Add link to python docs

aldenstpage · aldenstpage · commit 183a50d79854 · 2020-08-17T11:08:37.000-04:00
diff --git a/content/blog/entries/crawling-500-million/contents.lr b/content/blog/entries/crawling-500-million/contents.lr
@@ -60,9 +60,9 @@ In the next section, we'll examine some of the key components that make up the c
 #### Detailed breakdown
 
 ##### Concurrency with `asyncio`
-Crawling is a massively IO bound task. The workers need to maintain lots of simultaneous open connections with internal systems like Kafka and Redis as well as 3rd party websites holding the target images. Once we have the image in memory, performing our actual analysis task is easy and cheap. For these reasons, an asynchronous approach seems more attractive than using multiple threads of execution. Even if our image processing task grows in complexity and becomes CPU bound, we can get the best of both worlds by offloading heavyweight tasks to a process pool.

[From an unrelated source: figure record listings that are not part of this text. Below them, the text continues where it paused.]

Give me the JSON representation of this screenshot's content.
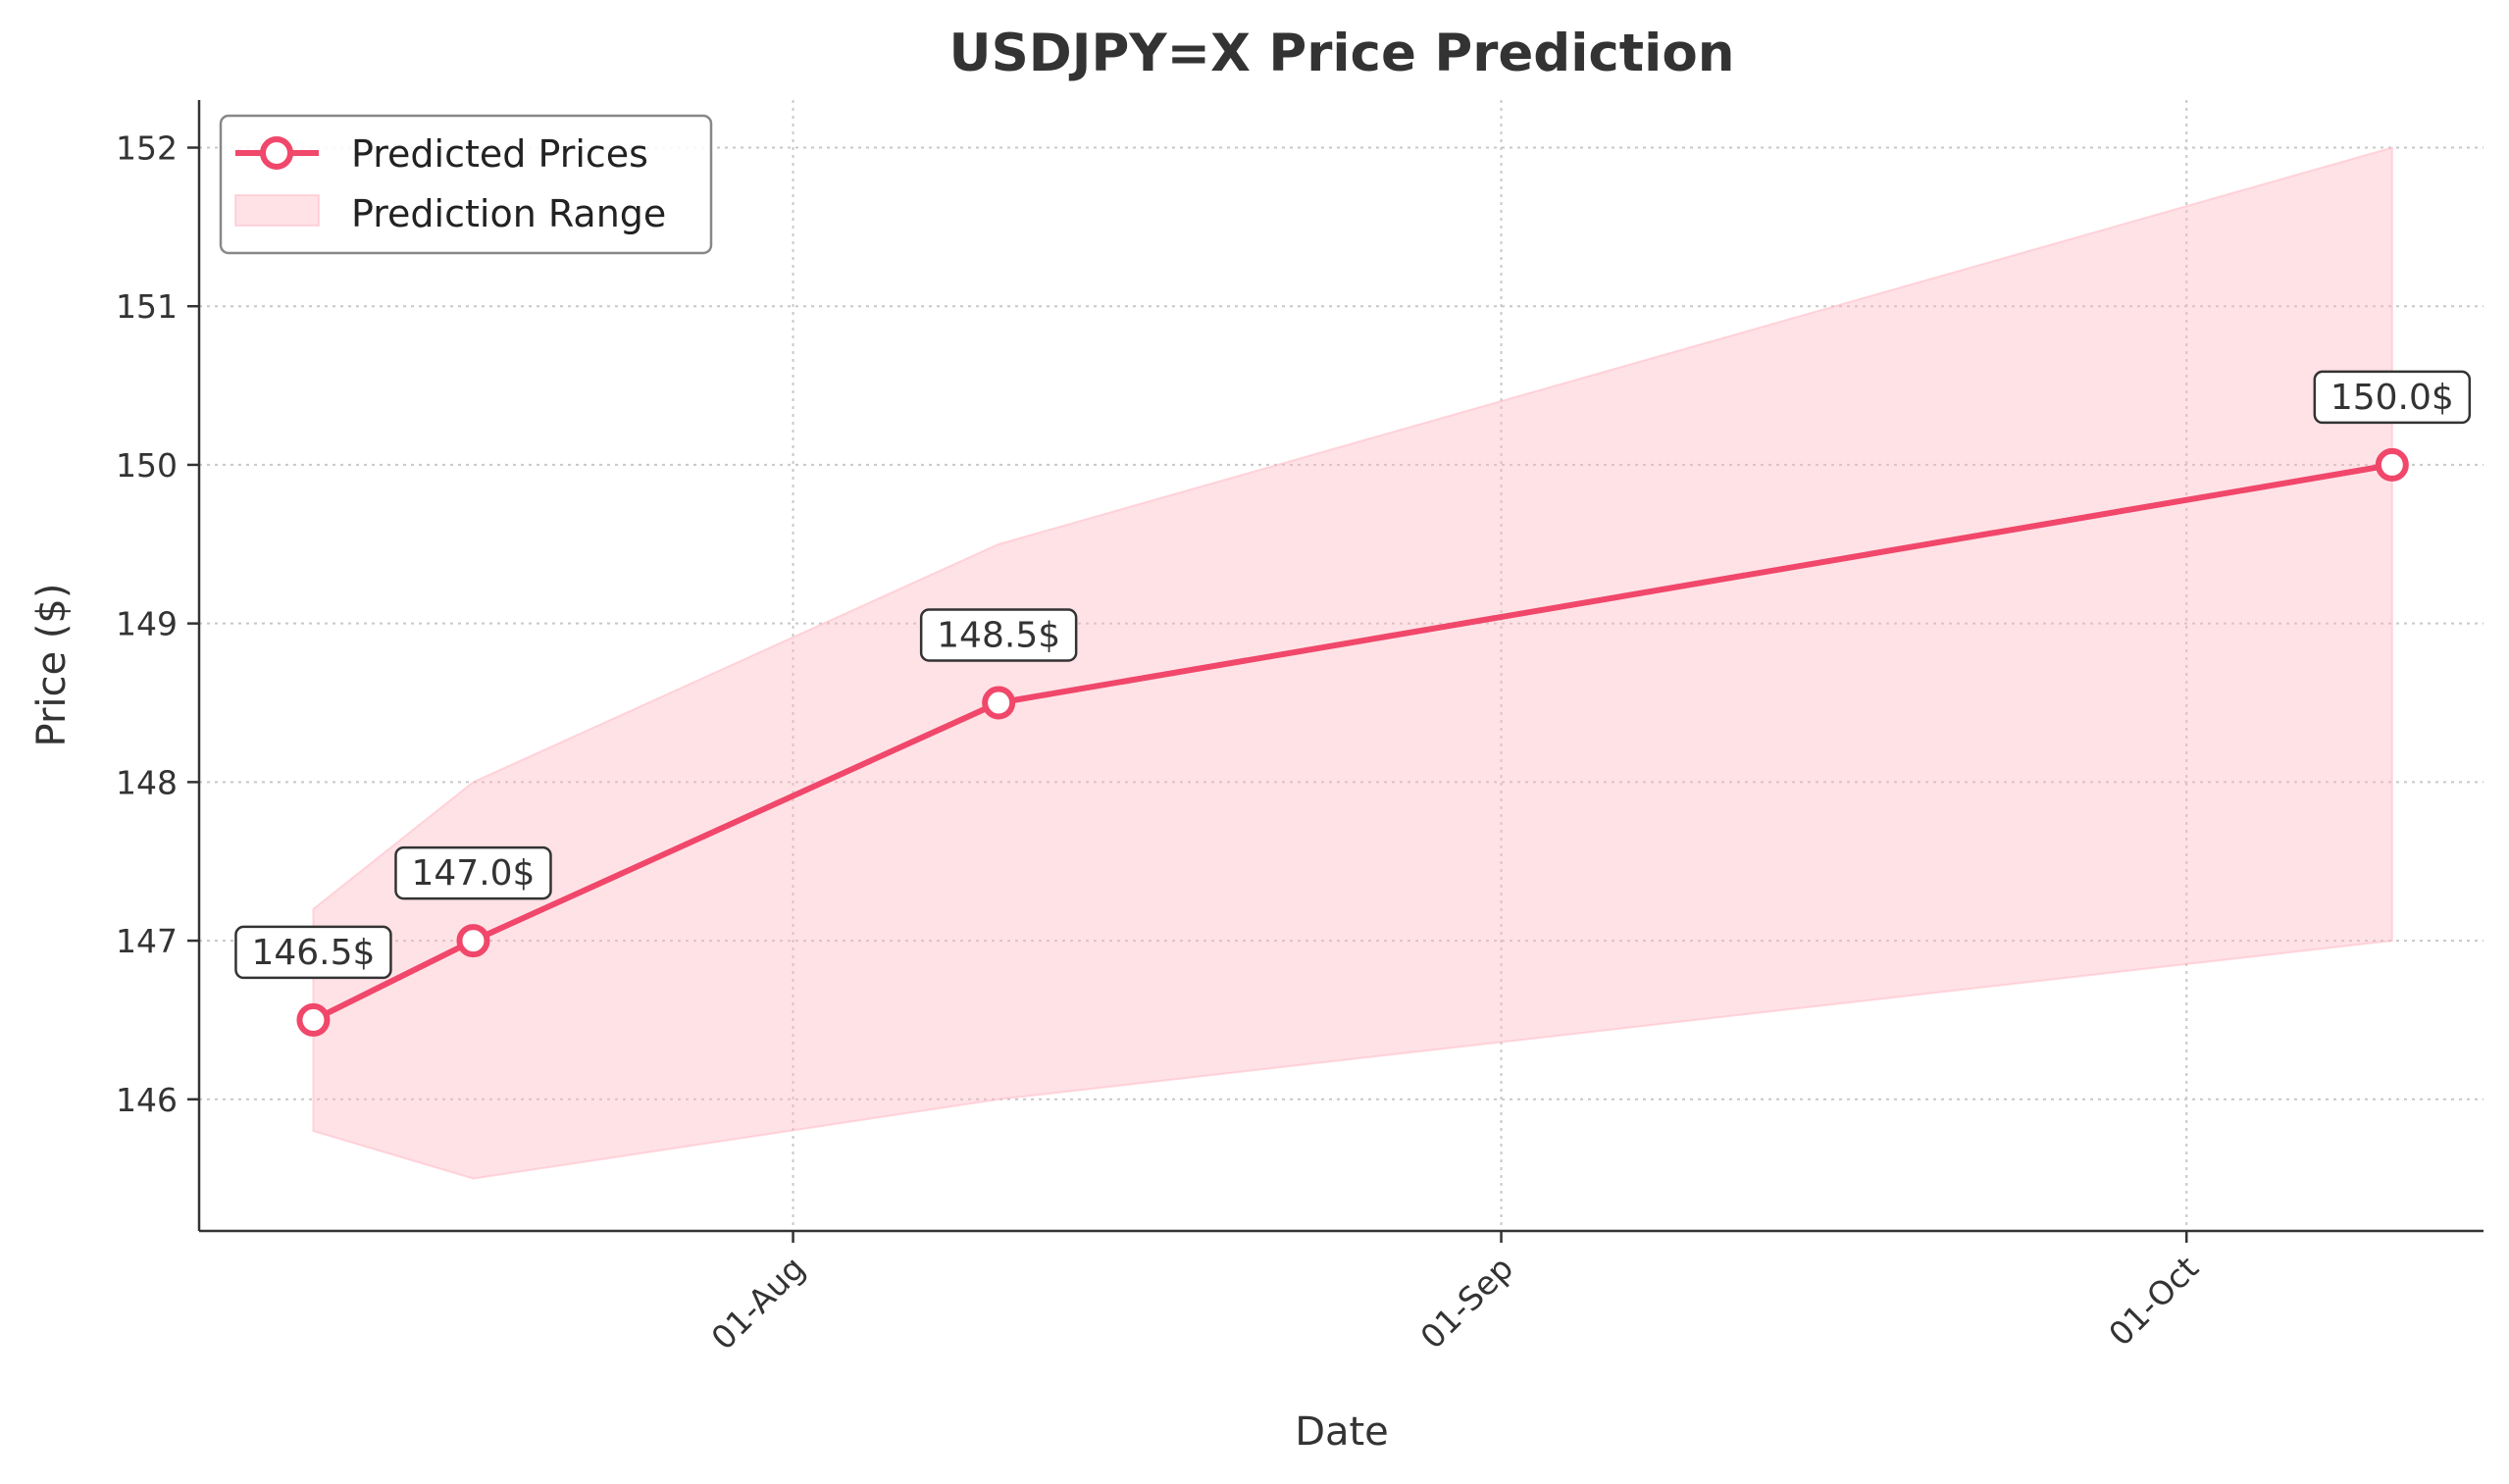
{
  "chart_data": {
    "type": "line",
    "title": "USDJPY=X Price Prediction",
    "xlabel": "Date",
    "ylabel": "Price ($)",
    "x_ticks": [
      {
        "date": "2024-08-01",
        "label": "01-Aug"
      },
      {
        "date": "2024-09-01",
        "label": "01-Sep"
      },
      {
        "date": "2024-10-01",
        "label": "01-Oct"
      }
    ],
    "y_ticks": [
      146,
      147,
      148,
      149,
      150,
      151,
      152
    ],
    "xlim": [
      "2024-07-06",
      "2024-10-14"
    ],
    "ylim": [
      145.17,
      152.3
    ],
    "grid": true,
    "legend_position": "top-left",
    "series": [
      {
        "name": "Predicted Prices",
        "kind": "line",
        "color": "#f0476a",
        "x": [
          "2024-07-11",
          "2024-07-18",
          "2024-08-10",
          "2024-10-10"
        ],
        "values": [
          146.5,
          147.0,
          148.5,
          150.0
        ],
        "labels": [
          "146.5$",
          "147.0$",
          "148.5$",
          "150.0$"
        ]
      },
      {
        "name": "Prediction Range",
        "kind": "band",
        "color": "#ffb6c1",
        "x": [
          "2024-07-11",
          "2024-07-18",
          "2024-08-10",
          "2024-10-10"
        ],
        "lower": [
          145.8,
          145.5,
          146.0,
          147.0
        ],
        "upper": [
          147.2,
          148.0,
          149.5,
          152.0
        ]
      }
    ]
  }
}
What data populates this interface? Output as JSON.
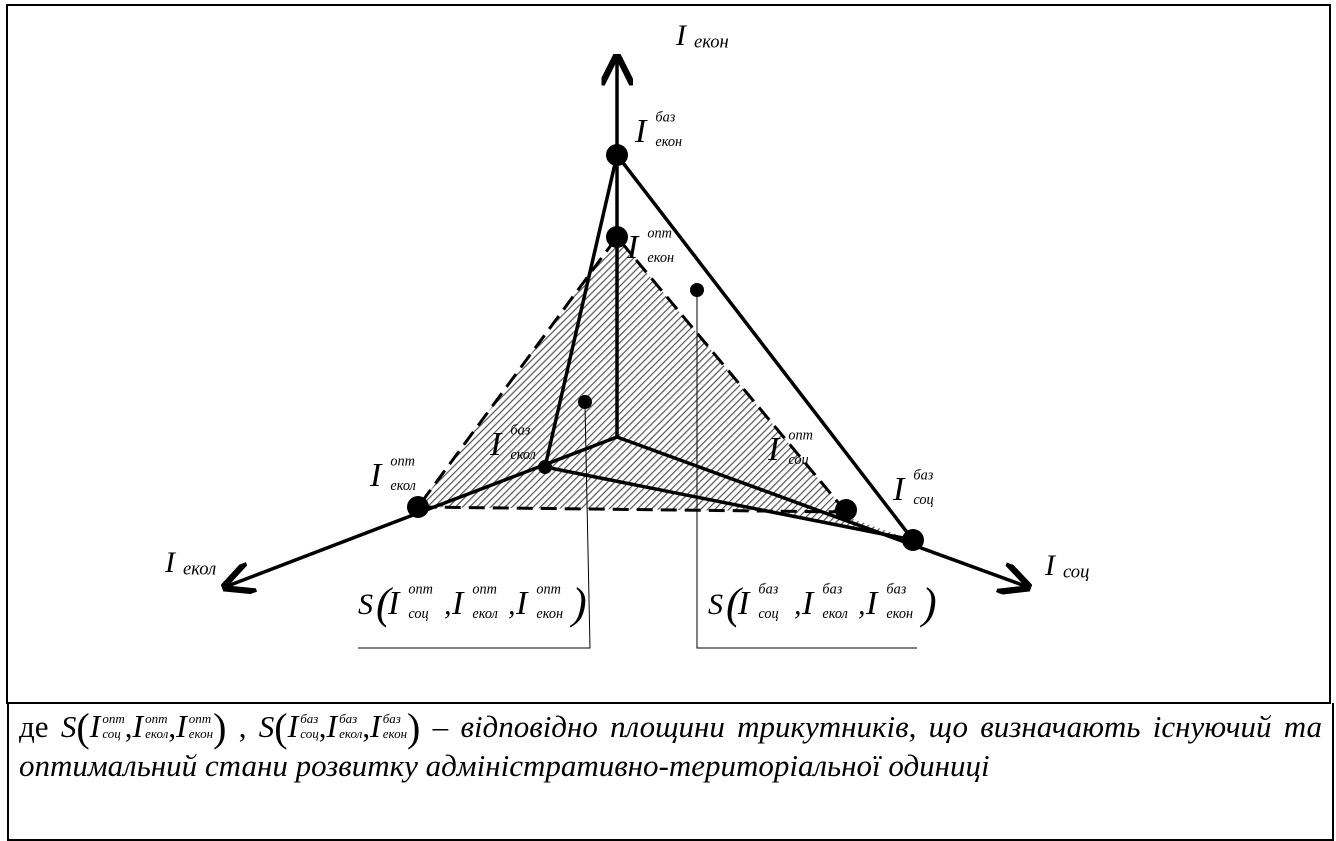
{
  "axes": [
    {
      "base": "I",
      "sub": "екон"
    },
    {
      "base": "I",
      "sub": "екол"
    },
    {
      "base": "I",
      "sub": "соц"
    }
  ],
  "points": [
    {
      "base": "I",
      "sup": "баз",
      "sub": "екон"
    },
    {
      "base": "I",
      "sup": "опт",
      "sub": "екон"
    },
    {
      "base": "I",
      "sup": "опт",
      "sub": "екол"
    },
    {
      "base": "I",
      "sup": "баз",
      "sub": "екол"
    },
    {
      "base": "I",
      "sup": "опт",
      "sub": "соц"
    },
    {
      "base": "I",
      "sup": "баз",
      "sub": "соц"
    }
  ],
  "areas": [
    {
      "prefix": "S",
      "open": "(",
      "sep": ",",
      "close": ")",
      "terms": [
        {
          "base": "I",
          "sup": "опт",
          "sub": "соц"
        },
        {
          "base": "I",
          "sup": "опт",
          "sub": "екол"
        },
        {
          "base": "I",
          "sup": "опт",
          "sub": "екон"
        }
      ]
    },
    {
      "prefix": "S",
      "open": "(",
      "sep": ",",
      "close": ")",
      "terms": [
        {
          "base": "I",
          "sup": "баз",
          "sub": "соц"
        },
        {
          "base": "I",
          "sup": "баз",
          "sub": "екол"
        },
        {
          "base": "I",
          "sup": "баз",
          "sub": "екон"
        }
      ]
    }
  ],
  "caption": {
    "lead": "де",
    "separator": ",",
    "dash": "–",
    "text": "відповідно площини трикутників, що визначають існуючий та оптимальний стани розвитку адміністративно-територіальної одиниці"
  }
}
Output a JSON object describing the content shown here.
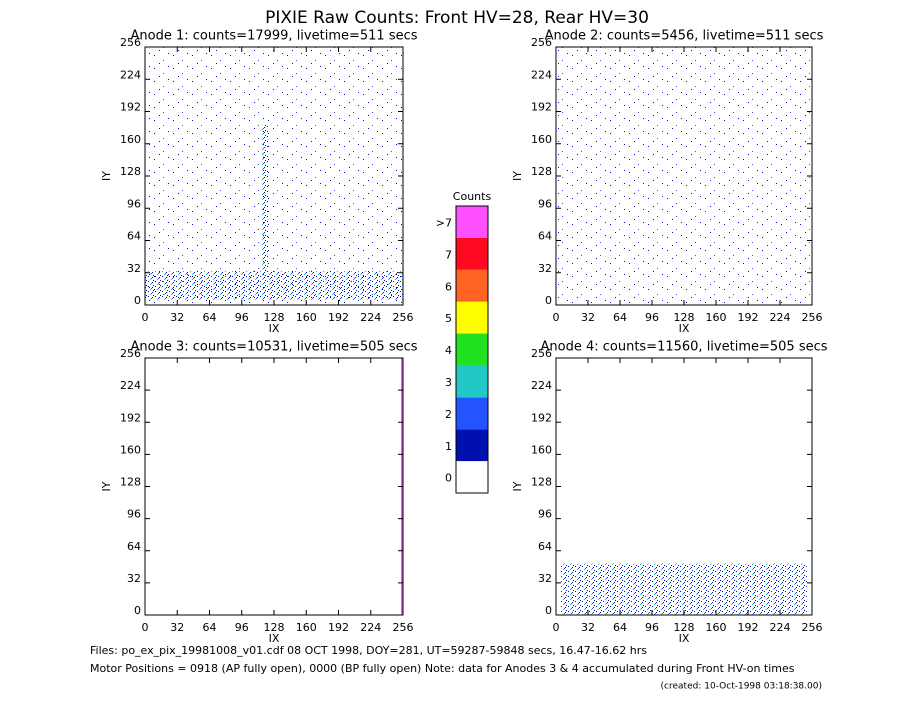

+Crawling is a massively IO bound task. The workers need to maintain lots of simultaneous open connections with internal systems like Kafka and Redis as well as 3rd party websites holding the target images. Once we have the image in memory, performing our actual analysis task is easy and cheap. For these reasons, an asynchronous approach seems more attractive than using multiple threads of execution. Even if our image processing task grows in complexity and becomes CPU bound, we can get the best of both worlds by offloading heavyweight tasks to a process pool. See "[Running Blocking Code](https://docs.python.org/3/library/asyncio-dev.html#running-blocking-code)" in the `asyncio` docs for more details.
 
-Another reason that an asynchronous approach may be desirable is that we have several interlocking components which need to react to events in real-time: our crawl monitoring process needs to simultaneously control the rate limiting process and also interrupt crawling if errors are detected; our worker processes need to consume crawl events, process images, upload thumbnails, and produce metadata events. Coordinating all of these components through inter-process communication could be difficult, but breaking up tasks into small pieces and yielding to the event loop is comparatively easy.
+Another reason that an asynchronous approach may be desirable is that we have several interlocking components which need to react to events in real-time: our crawl monitoring process needs to simultaneously control the rate limiting process and also interrupt crawling if errors are detected, while our worker processes need to consume crawl events, process images, upload thumbnails, and produce events documenting the metadata of each image. Coordinating all of these components through inter-process communication could be difficult, but breaking up tasks into small pieces and yielding to the event loop is comparatively easy.
 
 ##### The resize task
 This is the most vital part of our crawling system: the part that actually does the work of fetching and processing an image. As established previously, we need to execute this task concurrently, so everything needs to be defined with `async`/`await` syntax to allow the event loop to multitask. The actual task itself is otherwise straightforward.